AI doesn’t replace expertise. It multiplies it.
Trust, but verify: the discipline of working with AI
Fast output means nothing if the output is wrong. A parser that mostly works is a parser that fails in production at 3am on queries you’ve never seen.
So I verified, and then re-verified.
There were parts with small enough scope that I could let Claude take over with less oversight. The lexer, for example, is mostly a massive switch statement on characters and states. But the grammar was different.
First: As we kept implementing the grammar, I would read every grammar rule. Not skim, read. I compared each one against the Postgres source to confirm it matched. This took time, and it was boring, but it was necessary. Grammar rules are precise. A missing optional clause or a wrong precedence and you’re silently accepting invalid SQL.
Second: I ported Postgres’s own regression tests. The Postgres source tree includes extensive SQL test files in src/test/regress/sql/. I wrote a script to extract the queries and run them through our parser. Thousands of queries, covering edge cases the Postgres team has accumulated over decades.
When tests failed, I investigated each one. Some failures were bugs in our parser, we fixed those. Some were tests that were supposed to fail, checking that invalid syntax was rejected. I confirmed each of those too.

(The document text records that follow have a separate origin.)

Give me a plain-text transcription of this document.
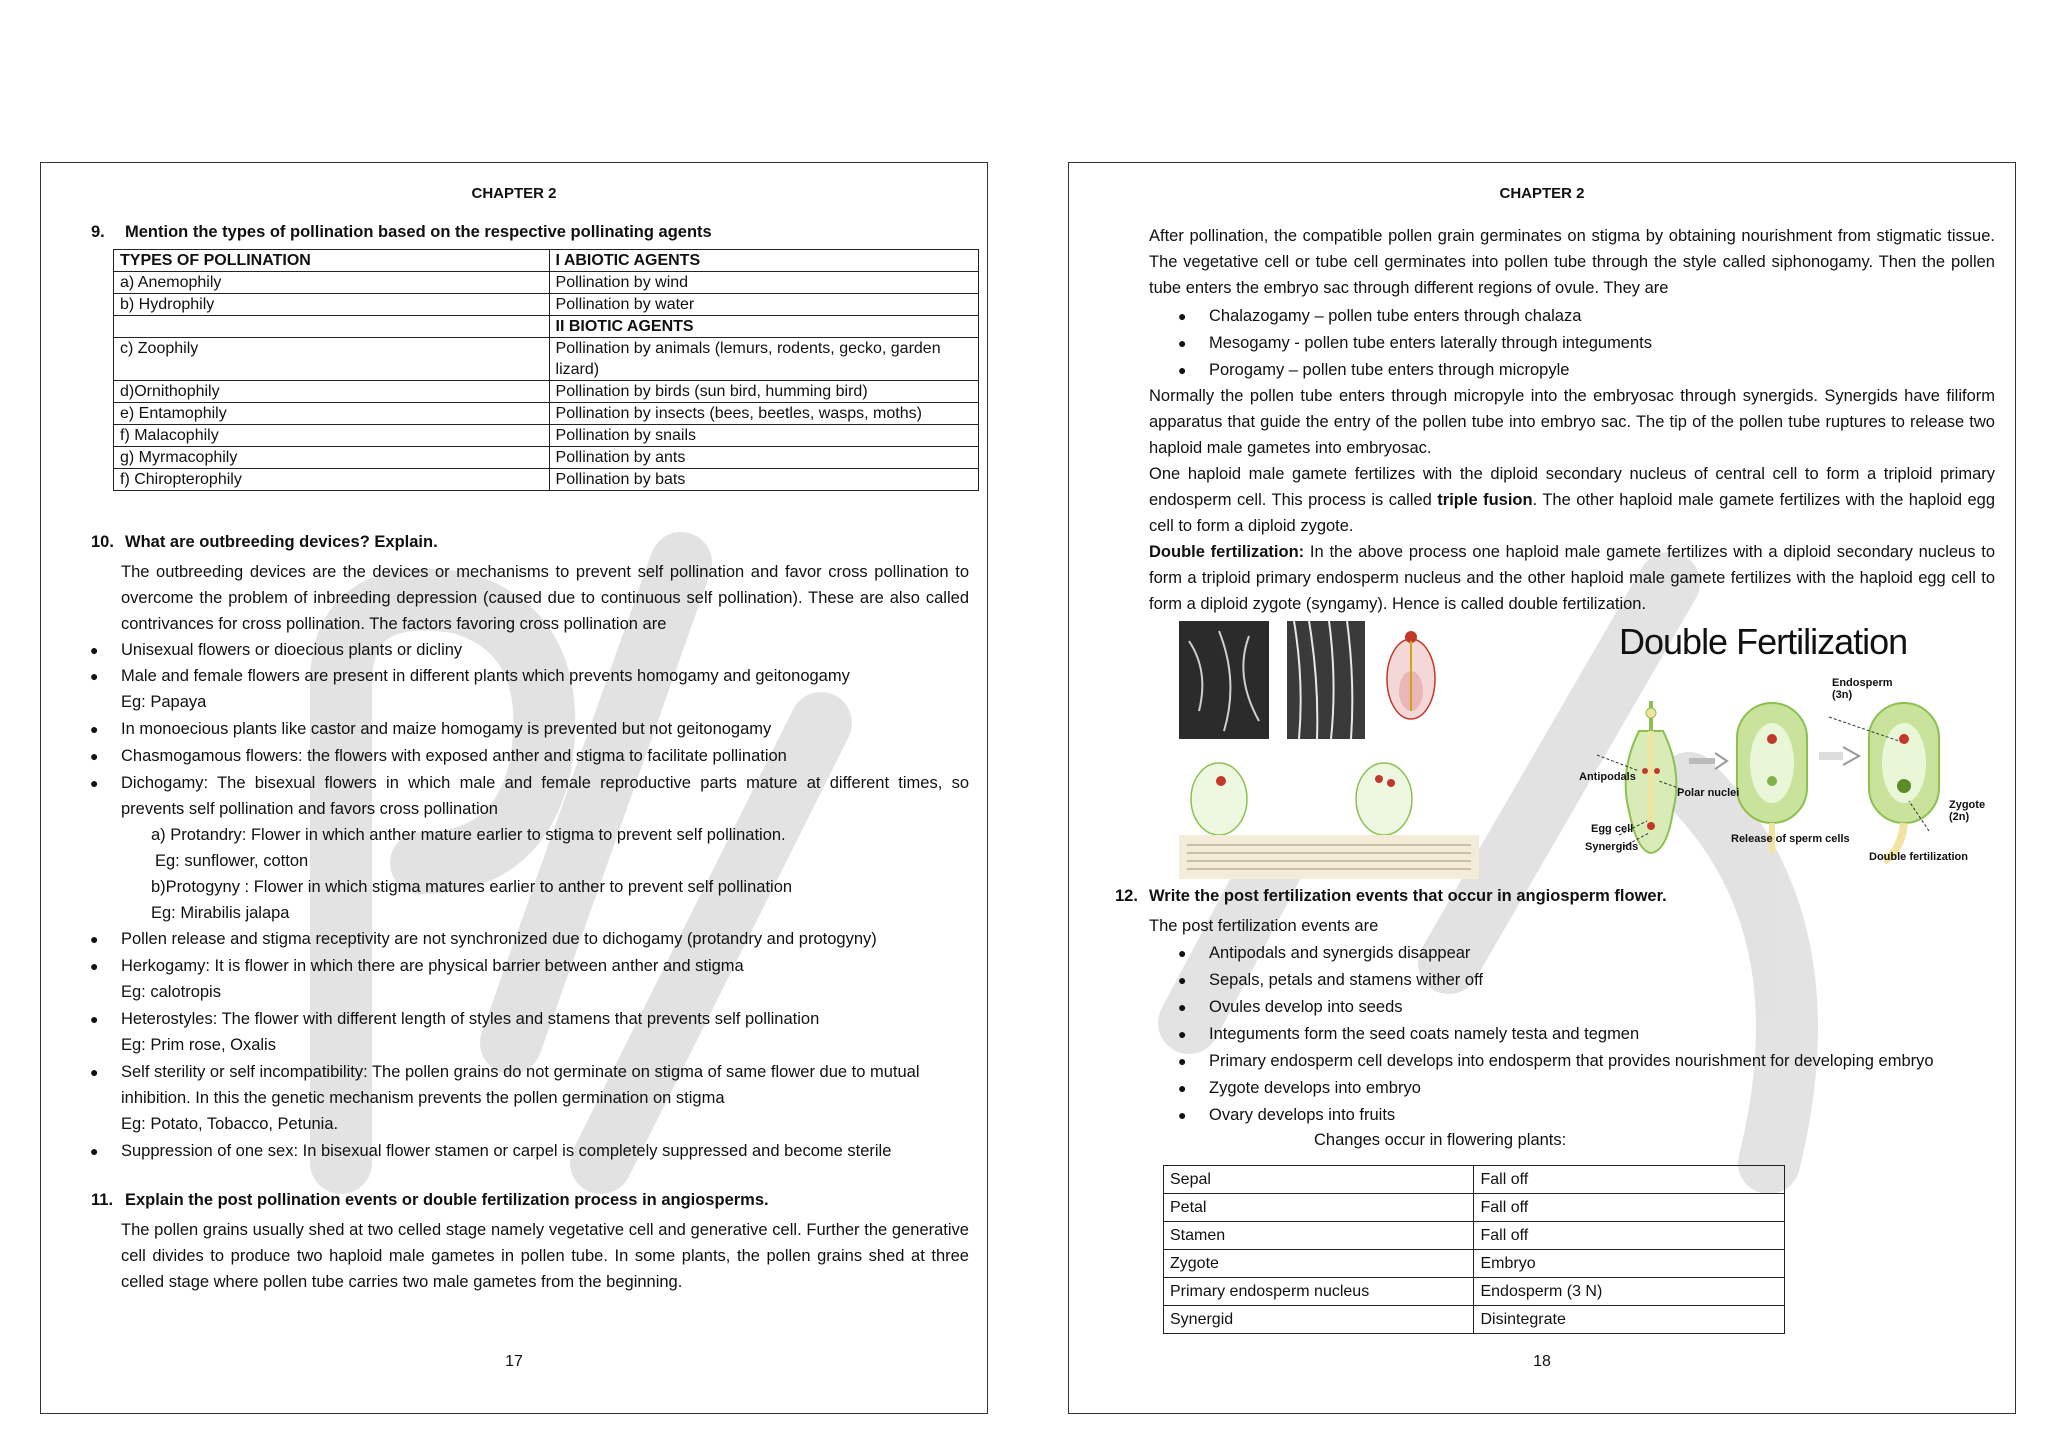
CHAPTER 2
9. Mention the types of pollination based on the respective pollinating agents
TYPES OF POLLINATION	I ABIOTIC AGENTS
a) Anemophily	Pollination by wind
b) Hydrophily	Pollination by water
	II BIOTIC AGENTS
c) Zoophily	Pollination by animals (lemurs, rodents, gecko, garden lizard)
d)Ornithophily	Pollination by birds (sun bird, humming bird)
e) Entamophily	Pollination by insects (bees, beetles, wasps, moths)
f) Malacophily	Pollination by snails
g) Myrmacophily	Pollination by ants
f) Chiropterophily	Pollination by bats
10. What are outbreeding devices? Explain.
The outbreeding devices are the devices or mechanisms to prevent self pollination and favor cross pollination to overcome the problem of inbreeding depression (caused due to continuous self pollination). These are also called contrivances for cross pollination. The factors favoring cross pollination are
● Unisexual flowers or dioecious plants or dicliny
● Male and female flowers are present in different plants which prevents homogamy and geitonogamy
Eg: Papaya
● In monoecious plants like castor and maize homogamy is prevented but not geitonogamy
● Chasmogamous flowers: the flowers with exposed anther and stigma to facilitate pollination
● Dichogamy: The bisexual flowers in which male and female reproductive parts mature at different times, so
prevents self pollination and favors cross pollination
a) Protandry: Flower in which anther mature earlier to stigma to prevent self pollination.
Eg: sunflower, cotton
b)Protogyny : Flower in which stigma matures earlier to anther to prevent self pollination
Eg: Mirabilis jalapa
● Pollen release and stigma receptivity are not synchronized due to dichogamy (protandry and protogyny)
● Herkogamy: It is flower in which there are physical barrier between anther and stigma
Eg: calotropis
● Heterostyles: The flower with different length of styles and stamens that prevents self pollination
Eg: Prim rose, Oxalis
● Self sterility or self incompatibility: The pollen grains do not germinate on stigma of same flower due to mutual
inhibition. In this the genetic mechanism prevents the pollen germination on stigma
Eg: Potato, Tobacco, Petunia.
● Suppression of one sex: In bisexual flower stamen or carpel is completely suppressed and become sterile
11. Explain the post pollination events or double fertilization process in angiosperms.
The pollen grains usually shed at two celled stage namely vegetative cell and generative cell. Further the generative cell divides to produce two haploid male gametes in pollen tube. In some plants, the pollen grains shed at three celled stage where pollen tube carries two male gametes from the beginning.
17
CHAPTER 2
After pollination, the compatible pollen grain germinates on stigma by obtaining nourishment from stigmatic tissue. The vegetative cell or tube cell germinates into pollen tube through the style called siphonogamy. Then the pollen tube enters the embryo sac through different regions of ovule. They are
● Chalazogamy – pollen tube enters through chalaza
● Mesogamy - pollen tube enters laterally through integuments
● Porogamy – pollen tube enters through micropyle
Normally the pollen tube enters through micropyle into the embryosac through synergids. Synergids have filiform apparatus that guide the entry of the pollen tube into embryo sac. The tip of the pollen tube ruptures to release two haploid male gametes into embryosac.
One haploid male gamete fertilizes with the diploid secondary nucleus of central cell to form a triploid primary endosperm cell. This process is called triple fusion. The other haploid male gamete fertilizes with the haploid egg cell to form a diploid zygote.
Double fertilization: In the above process one haploid male gamete fertilizes with a diploid secondary nucleus to form a triploid primary endosperm nucleus and the other haploid male gamete fertilizes with the haploid egg cell to form a diploid zygote (syngamy). Hence is called double fertilization.
Double Fertilization
Endosperm
(3n)
Antipodals
Polar nuclei
Egg cell
Synergids
Release of sperm cells
Zygote
(2n)
Double fertilization
12. Write the post fertilization events that occur in angiosperm flower.
The post fertilization events are
● Antipodals and synergids disappear
● Sepals, petals and stamens wither off
● Ovules develop into seeds
● Integuments form the seed coats namely testa and tegmen
● Primary endosperm cell develops into endosperm that provides nourishment for developing embryo
● Zygote develops into embryo
● Ovary develops into fruits
Changes occur in flowering plants:
Sepal	Fall off
Petal	Fall off
Stamen	Fall off
Zygote	Embryo
Primary endosperm nucleus	Endosperm (3 N)
Synergid	Disintegrate
18
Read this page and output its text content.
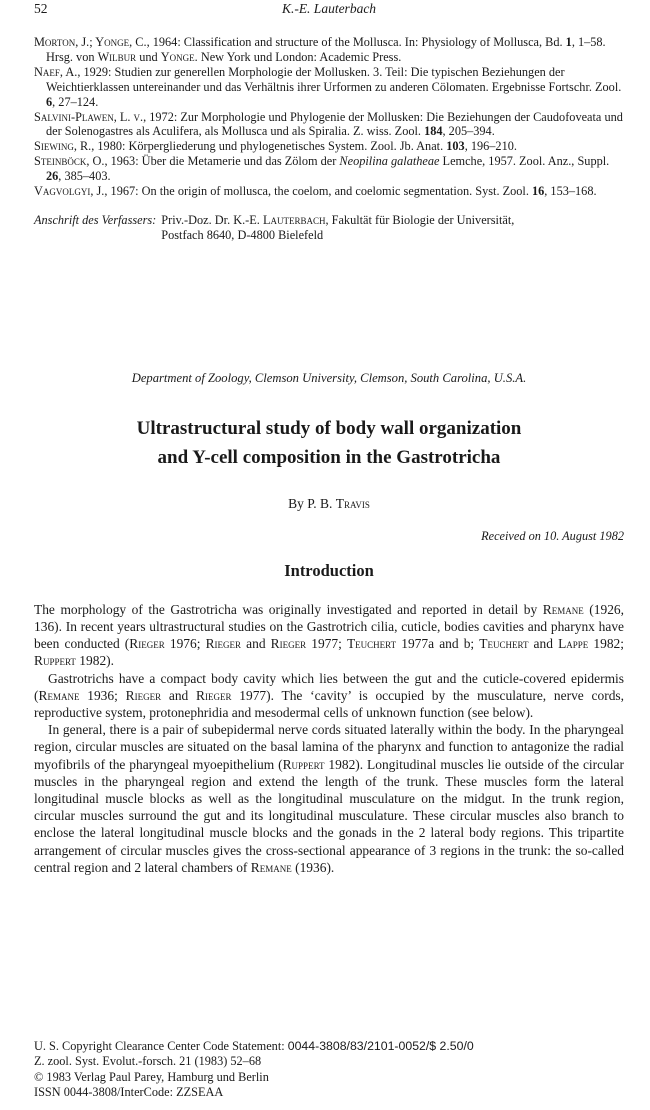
52	K.-E. Lauterbach
Morton, J.; Yonge, C., 1964: Classification and structure of the Mollusca. In: Physiology of Mollusca, Bd. 1, 1–58. Hrsg. von Wilbur und Yonge. New York und London: Academic Press.
Naef, A., 1929: Studien zur generellen Morphologie der Mollusken. 3. Teil: Die typischen Beziehungen der Weichtierklassen untereinander und das Verhältnis ihrer Urformen zu anderen Cölomaten. Ergebnisse Fortschr. Zool. 6, 27–124.
Salvini-Plawen, L. v., 1972: Zur Morphologie und Phylogenie der Mollusken: Die Beziehungen der Caudofoveata und der Solenogastres als Aculifera, als Mollusca und als Spiralia. Z. wiss. Zool. 184, 205–394.
Siewing, R., 1980: Körpergliederung und phylogenetisches System. Zool. Jb. Anat. 103, 196–210.
Steinböck, O., 1963: Über die Metamerie und das Zölom der Neopilina galatheae Lemche, 1957. Zool. Anz., Suppl. 26, 385–403.
Vagvolgyi, J., 1967: On the origin of mollusca, the coelom, and coelomic segmentation. Syst. Zool. 16, 153–168.
Anschrift des Verfassers: Priv.-Doz. Dr. K.-E. Lauterbach, Fakultät für Biologie der Universität,
Postfach 8640, D-4800 Bielefeld
Department of Zoology, Clemson University, Clemson, South Carolina, U.S.A.
Ultrastructural study of body wall organization
and Y-cell composition in the Gastrotricha
By P. B. Travis
Received on 10. August 1982
Introduction

The morphology of the Gastrotricha was originally investigated and reported in detail by Remane (1926, 136). In recent years ultrastructural studies on the Gastrotrich cilia, cuticle, bodies cavities and pharynx have been conducted (Rieger 1976; Rieger and Rieger 1977; Teuchert 1977a and b; Teuchert and Lappe 1982; Ruppert 1982).

Gastrotrichs have a compact body cavity which lies between the gut and the cuticle-covered epidermis (Remane 1936; Rieger and Rieger 1977). The ‘cavity’ is occupied by the musculature, nerve cords, reproductive system, protonephridia and mesodermal cells of unknown function (see below).

In general, there is a pair of subepidermal nerve cords situated laterally within the body. In the pharyngeal region, circular muscles are situated on the basal lamina of the pharynx and function to antagonize the radial myofibrils of the pharyngeal myoepithelium (Ruppert 1982). Longitudinal muscles lie outside of the circular muscles in the pharyngeal region and extend the length of the trunk. These muscles form the lateral longitudinal muscle blocks as well as the longitudinal musculature on the midgut. In the trunk region, circular muscles surround the gut and its longitudinal musculature. These circular muscles also branch to enclose the lateral longitudinal muscle blocks and the gonads in the 2 lateral body regions. This tripartite arrangement of circular muscles gives the cross-sectional appearance of 3 regions in the trunk: the so-called central region and 2 lateral chambers of Remane (1936).

U. S. Copyright Clearance Center Code Statement: 0044-3808/83/2101-0052/$ 2.50/0
Z. zool. Syst. Evolut.-forsch. 21 (1983) 52–68
© 1983 Verlag Paul Parey, Hamburg und Berlin
ISSN 0044-3808/InterCode: ZZSEAA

The result: 71.2% code coverage, validation against the real Postgres test suite, and confidence that when we say “Postgres-compatible grammar,” we mean it. Will we find bugs? Probably. I’m 71.2% sure we won’t 😝. But I wouldn’t have fared any better writing it by hand. The test coverage would look the same.
And the performance? We benchmarked against pg_query_go, the cgo-based alternative. On individual queries, our pure Go parser is 2-3x faster:
| Query Type | Multigres | pg_query_go | Speedup |
|---|---|---|---|
| Simple SELECT | 1.6µs | 3.1µs | 2x |
| Complex SELECT | 3.2µs | 11.0µs | 3.5x |
| CREATE TABLE | 7.7µs | 26.4µs | 3.5x |
Across the full regression test suite, thousands of queries, Multigres parses in 145ms versus pg_query_go’s 366ms. That’s 2.5x faster, with no cgo overhead and no cross-compilation headaches.
The memory numbers are harder to compare directly since Go’s runtime doesn’t track allocations on the C side of cgo. But for a hot-path component like a parser, the speed difference alone justifies the pure Go approach.
The new normal
I think this is what the future looks like for a lot of software work. Not AI replacing engineers, but engineers operating at a different level of abstraction. Less time typing, more time thinking. Less time on the mechanical translation of ideas to code, more time on the ideas themselves.
The MySQL parser took a year because the bottleneck was implementation. The Postgres parser took two months because the bottleneck moved. Now it’s about how fast you can make good decisions, verify correctness, and course-correct when things go wrong.
The leverage is real. But it requires systems (my coordination directory), genuine expertise (knowing when Claude is wrong), and discipline (reading every grammar rule). This isn’t a shortcut. It’s a different way of working. One that demands more from you as an engineer, not less. That’s how a year became eight weeks.